Tag Archives: Antoni Wit

The Hidden Meaning of “Fragile” Music

My friend’s four and a half-year-old daughter always wants to look at things in my room. She’s not allowed to come in without my permission, so the off-limits zone is mostly likely, enticing.

The other day she was given permission and gleefully wandered around before stopping by my internet radio and listening. “Hey, what’s the fragile music you’re playing?” I was listening to classical music, the only thing I ever listen to on my internet radio. “What do you mean?” I asked her. “Why is it fragile?”

“There aren’t any voices, it’s just music playing, so it’s fragile.” Well, I didn’t ask for her definition of fragile. But I couldn’t get this new term for classical music out of my mind. Coincidentally, I went to the symphony that very evening and ended up OD’ing on a dose of profound fragility.

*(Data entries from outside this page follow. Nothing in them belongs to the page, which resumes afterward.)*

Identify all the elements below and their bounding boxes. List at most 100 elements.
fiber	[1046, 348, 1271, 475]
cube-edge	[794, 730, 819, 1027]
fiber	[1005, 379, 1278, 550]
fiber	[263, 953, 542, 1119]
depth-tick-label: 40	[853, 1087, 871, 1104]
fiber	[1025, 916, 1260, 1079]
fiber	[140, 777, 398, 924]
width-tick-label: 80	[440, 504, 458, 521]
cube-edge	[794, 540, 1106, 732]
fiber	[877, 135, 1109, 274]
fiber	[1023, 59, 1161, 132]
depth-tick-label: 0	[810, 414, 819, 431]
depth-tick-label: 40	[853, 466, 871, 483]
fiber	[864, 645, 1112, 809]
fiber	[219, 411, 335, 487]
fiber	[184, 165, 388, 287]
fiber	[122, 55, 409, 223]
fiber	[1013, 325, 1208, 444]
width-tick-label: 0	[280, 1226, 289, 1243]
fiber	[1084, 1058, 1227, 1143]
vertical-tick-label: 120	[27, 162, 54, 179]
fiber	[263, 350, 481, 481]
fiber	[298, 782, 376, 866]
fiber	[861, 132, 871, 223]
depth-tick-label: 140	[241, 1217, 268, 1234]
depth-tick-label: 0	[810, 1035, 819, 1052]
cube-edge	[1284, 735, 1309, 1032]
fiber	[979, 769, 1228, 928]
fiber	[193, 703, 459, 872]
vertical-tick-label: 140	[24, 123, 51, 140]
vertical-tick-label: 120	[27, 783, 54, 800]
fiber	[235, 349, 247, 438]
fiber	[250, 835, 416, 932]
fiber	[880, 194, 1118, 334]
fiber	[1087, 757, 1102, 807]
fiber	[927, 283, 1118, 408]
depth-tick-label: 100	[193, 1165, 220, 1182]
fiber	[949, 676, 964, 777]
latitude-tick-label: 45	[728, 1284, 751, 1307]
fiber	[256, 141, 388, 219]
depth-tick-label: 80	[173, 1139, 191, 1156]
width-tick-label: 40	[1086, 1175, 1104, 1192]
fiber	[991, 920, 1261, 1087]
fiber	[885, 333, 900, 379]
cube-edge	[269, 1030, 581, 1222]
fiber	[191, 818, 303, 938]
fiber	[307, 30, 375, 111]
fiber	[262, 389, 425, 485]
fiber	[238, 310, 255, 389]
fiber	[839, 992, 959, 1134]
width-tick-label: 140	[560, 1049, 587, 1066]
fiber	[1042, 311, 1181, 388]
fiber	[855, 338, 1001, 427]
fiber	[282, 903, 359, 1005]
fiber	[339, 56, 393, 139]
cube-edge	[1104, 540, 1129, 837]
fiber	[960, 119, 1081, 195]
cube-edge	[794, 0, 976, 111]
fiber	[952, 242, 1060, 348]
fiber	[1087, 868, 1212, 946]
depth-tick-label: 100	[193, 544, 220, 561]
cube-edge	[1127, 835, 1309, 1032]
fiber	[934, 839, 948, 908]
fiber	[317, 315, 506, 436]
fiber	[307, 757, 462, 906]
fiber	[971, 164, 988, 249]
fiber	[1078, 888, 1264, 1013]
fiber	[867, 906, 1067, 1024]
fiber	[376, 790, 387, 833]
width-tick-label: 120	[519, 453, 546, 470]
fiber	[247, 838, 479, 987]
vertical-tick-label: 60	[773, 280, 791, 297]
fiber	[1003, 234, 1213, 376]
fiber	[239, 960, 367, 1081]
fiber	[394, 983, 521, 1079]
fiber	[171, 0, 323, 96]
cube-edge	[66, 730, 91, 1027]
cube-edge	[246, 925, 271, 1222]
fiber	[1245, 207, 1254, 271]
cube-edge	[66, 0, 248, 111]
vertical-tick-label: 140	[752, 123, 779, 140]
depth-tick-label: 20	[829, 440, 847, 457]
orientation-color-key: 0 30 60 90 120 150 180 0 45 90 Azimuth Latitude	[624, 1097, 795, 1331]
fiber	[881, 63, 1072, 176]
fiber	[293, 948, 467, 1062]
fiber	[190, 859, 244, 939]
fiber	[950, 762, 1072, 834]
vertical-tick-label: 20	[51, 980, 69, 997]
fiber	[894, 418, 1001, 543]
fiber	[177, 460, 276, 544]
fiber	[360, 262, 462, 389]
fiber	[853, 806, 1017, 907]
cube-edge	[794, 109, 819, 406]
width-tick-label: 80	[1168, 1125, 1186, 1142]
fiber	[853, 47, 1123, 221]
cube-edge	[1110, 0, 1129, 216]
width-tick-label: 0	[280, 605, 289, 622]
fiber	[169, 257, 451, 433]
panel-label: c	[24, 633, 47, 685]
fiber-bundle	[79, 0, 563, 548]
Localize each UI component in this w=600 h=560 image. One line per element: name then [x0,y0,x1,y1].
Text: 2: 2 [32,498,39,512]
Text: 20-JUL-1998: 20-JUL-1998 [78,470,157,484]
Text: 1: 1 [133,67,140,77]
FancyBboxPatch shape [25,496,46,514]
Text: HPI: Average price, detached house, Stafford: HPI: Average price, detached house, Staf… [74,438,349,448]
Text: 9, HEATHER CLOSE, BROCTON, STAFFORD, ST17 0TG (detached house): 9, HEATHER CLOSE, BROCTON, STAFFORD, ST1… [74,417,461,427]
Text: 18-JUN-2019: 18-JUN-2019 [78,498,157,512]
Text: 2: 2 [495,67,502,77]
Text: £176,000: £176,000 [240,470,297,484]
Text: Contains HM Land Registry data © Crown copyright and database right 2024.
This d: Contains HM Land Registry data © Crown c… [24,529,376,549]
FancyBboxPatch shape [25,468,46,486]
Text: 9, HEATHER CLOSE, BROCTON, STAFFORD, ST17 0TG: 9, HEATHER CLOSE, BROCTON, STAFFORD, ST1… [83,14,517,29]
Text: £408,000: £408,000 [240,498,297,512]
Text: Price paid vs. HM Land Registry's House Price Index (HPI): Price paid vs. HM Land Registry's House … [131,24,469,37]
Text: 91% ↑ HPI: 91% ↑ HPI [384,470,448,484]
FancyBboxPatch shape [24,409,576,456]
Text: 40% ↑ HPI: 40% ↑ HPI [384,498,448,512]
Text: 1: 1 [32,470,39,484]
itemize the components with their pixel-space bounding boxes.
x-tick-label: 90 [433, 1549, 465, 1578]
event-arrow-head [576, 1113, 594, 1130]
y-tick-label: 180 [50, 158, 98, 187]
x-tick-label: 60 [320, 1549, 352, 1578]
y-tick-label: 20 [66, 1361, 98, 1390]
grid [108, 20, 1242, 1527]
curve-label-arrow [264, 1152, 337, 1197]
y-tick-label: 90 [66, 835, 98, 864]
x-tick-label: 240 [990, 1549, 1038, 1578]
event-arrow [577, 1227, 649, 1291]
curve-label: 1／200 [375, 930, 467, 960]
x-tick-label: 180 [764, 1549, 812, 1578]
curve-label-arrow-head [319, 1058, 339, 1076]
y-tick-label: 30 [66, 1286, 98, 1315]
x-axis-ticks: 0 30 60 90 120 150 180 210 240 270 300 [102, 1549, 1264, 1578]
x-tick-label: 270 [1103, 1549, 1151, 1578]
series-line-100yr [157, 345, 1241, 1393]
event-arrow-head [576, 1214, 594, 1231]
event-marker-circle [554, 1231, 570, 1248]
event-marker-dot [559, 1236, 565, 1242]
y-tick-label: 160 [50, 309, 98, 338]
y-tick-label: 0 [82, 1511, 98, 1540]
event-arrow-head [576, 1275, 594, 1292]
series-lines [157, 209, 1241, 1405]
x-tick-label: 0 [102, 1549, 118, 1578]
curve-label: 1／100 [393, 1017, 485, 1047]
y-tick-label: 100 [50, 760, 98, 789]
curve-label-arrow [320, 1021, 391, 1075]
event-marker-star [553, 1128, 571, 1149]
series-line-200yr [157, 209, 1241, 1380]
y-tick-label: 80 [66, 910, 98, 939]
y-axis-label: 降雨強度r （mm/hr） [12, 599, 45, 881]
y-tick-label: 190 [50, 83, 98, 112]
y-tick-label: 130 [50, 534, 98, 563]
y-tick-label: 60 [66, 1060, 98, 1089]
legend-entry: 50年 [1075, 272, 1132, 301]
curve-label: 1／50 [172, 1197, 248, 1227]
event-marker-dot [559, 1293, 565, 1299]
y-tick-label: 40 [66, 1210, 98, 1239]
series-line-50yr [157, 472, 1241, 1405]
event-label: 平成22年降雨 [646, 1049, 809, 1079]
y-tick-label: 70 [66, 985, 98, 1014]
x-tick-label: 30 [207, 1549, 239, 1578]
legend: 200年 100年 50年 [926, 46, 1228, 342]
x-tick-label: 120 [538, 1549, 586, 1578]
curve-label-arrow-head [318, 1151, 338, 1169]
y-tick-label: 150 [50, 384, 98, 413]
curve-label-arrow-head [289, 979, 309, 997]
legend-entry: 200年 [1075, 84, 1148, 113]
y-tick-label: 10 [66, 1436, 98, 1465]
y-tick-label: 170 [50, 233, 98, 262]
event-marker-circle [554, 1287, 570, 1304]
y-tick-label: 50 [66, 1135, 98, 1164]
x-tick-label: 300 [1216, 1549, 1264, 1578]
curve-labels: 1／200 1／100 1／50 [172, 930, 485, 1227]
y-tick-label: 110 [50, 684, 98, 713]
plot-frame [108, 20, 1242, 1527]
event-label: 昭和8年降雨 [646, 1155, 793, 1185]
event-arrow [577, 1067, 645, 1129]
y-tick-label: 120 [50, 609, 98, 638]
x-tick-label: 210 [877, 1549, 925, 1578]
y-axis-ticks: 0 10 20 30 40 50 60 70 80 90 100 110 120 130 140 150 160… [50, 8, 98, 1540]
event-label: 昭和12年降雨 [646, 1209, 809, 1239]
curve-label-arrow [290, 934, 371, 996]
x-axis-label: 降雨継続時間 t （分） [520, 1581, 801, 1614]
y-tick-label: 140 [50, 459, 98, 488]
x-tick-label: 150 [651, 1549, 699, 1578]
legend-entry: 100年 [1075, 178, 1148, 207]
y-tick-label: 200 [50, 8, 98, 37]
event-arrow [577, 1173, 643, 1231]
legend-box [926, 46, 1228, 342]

I listened in awe to the Warsaw Philharmonic Orchestra and its conductor Antoni Wit complete its American tour with the Russian virtuoso Yulianna Avdeeva, who performed Beethoven’s Piano Concerto Op. 73 on a Steinway grand. According to Avdeeva, the Steinway was “tuned to 442.”

I kept thinking how fragile Beethoven’s Emperor is, how fragile Avdeeva is (she rarely pedaled on the Allegro — only immortals can carry that off!), and how fragile a 442 tuning is. In fact as the remarkable night wore on, I realized the pantheon of classical music greats and classical music in general, is fragile. It’s all very fragi-cal music.